Just tried 70% alcohol and its mostly useless. Thanks for the link. Gonna try with other fuels.

very usefull link! thx
I can give you additional information about this kind of fuel in Russia (I live there)
There is a mark in red color, on this site, that “very hard to get” medical alcohol in a pharmacy store in Russia, it is because of homeless people usually drink it, and in 2005 appeared a law to sell it only with doctors recipe.
But you can buy 90% Aseptolin (АСЕПТОЛИН) just for 0,3$ for 100ml bottle in any pharmacy, or buy Isopropyl alcohol (ИЗОПРОПАНОЛ) in grocery store

That was the tip-off for me. I was using 70% and it’s worthless. I went and bought some gas line antifreeze (brand name HEET in the USA, yellow plastic bottle) and WHOOSH! Great design and performance.

you can get the low-grade isopropanol and salt it out. add enough (non-iodized) salt to saturate the solution. the iso separates from the brine.

Eric, in Australia we have one of the better fuels for these stoves.
Methylated spirits, which we call meths, or METHO. (you know how we love to put an O on everything:) It’s a methyl/ethanol mix. Cheap as chips from most hardware shops and lots of supermarkets. Burns clean, non toxic. Very safe. Empty cans you can get from any Bottleo on any arvo.
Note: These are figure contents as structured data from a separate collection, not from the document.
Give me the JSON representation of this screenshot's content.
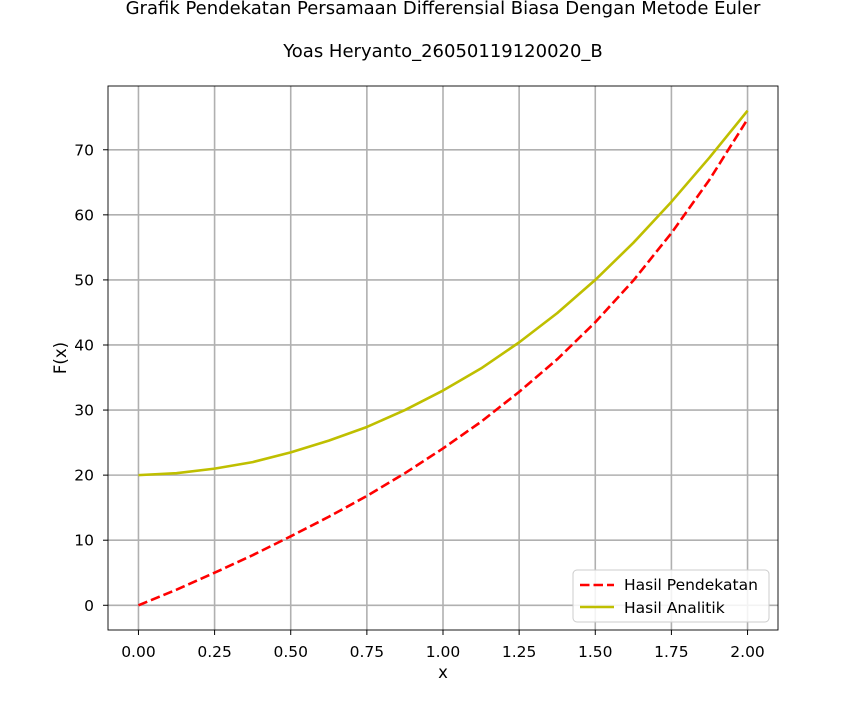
{
  "chart_data": {
    "type": "line",
    "title": "Grafik Pendekatan Persamaan Differensial Biasa Dengan Metode Euler",
    "subtitle": "Yoas Heryanto_26050119120020_B",
    "xlabel": "x",
    "ylabel": "F(x)",
    "xlim": [
      -0.1,
      2.1
    ],
    "ylim": [
      -3.8,
      79.8
    ],
    "xticks": [
      "0.00",
      "0.25",
      "0.50",
      "0.75",
      "1.00",
      "1.25",
      "1.50",
      "1.75",
      "2.00"
    ],
    "yticks": [
      "0",
      "10",
      "20",
      "30",
      "40",
      "50",
      "60",
      "70"
    ],
    "grid": true,
    "legend_position": "lower-right",
    "x": [
      0.0,
      0.125,
      0.25,
      0.375,
      0.5,
      0.625,
      0.75,
      0.875,
      1.0,
      1.125,
      1.25,
      1.375,
      1.5,
      1.625,
      1.75,
      1.875,
      2.0
    ],
    "series": [
      {
        "name": "Hasil Pendekatan",
        "color": "#ff0000",
        "style": "dashed",
        "values": [
          0.0,
          2.4,
          5.0,
          7.7,
          10.6,
          13.6,
          16.8,
          20.3,
          24.1,
          28.2,
          32.8,
          37.8,
          43.5,
          49.9,
          57.2,
          65.4,
          74.7
        ]
      },
      {
        "name": "Hasil Analitik",
        "color": "#bfbf00",
        "style": "solid",
        "values": [
          20.0,
          20.3,
          21.0,
          22.0,
          23.5,
          25.3,
          27.4,
          30.0,
          33.0,
          36.4,
          40.4,
          44.9,
          50.0,
          55.7,
          62.0,
          68.8,
          76.0
        ]
      }
    ]
  }
}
How do these types of stoves work in cold and wind? I have tried several versions of these stove designs (one for use in winter in Grand Canyon), and I found it took a lot longer time to achieve a boil than the 5–6 minuet tests I’ve seen in the “ideal condition” settings on-line. More like 20–30 minuets. I could get the start of a boil, where the water was scalding, but not boiling. Do theses stoves just work better at over 30F? Is this the better condition use stoves like these? Thanks.

I performed a boil this morning when it was 30ish, F. In just slightly under 7 minuets, I had a very roiling boil going! That was with the YAC stove setting directly on cold, shadowed cement. I was very happy. I also added more fuel this time (4+ ounces). BIG difference. I think I just basically ran out of fuel on that first attempt. I had a nice cuppa tea in the back yard this morning after words as a reward! I am totally sold on these various YAC stove designs. Way, way cheaper! And quite reliable. Easy to fashion another one if I loose it or it gets crushed. Thanks for your feed back.

Thank you, Tom and Armen, loved your video! Nothing better than figuring out the most simplest of solutions for cooking a cup of tea (or anything else) out on the road.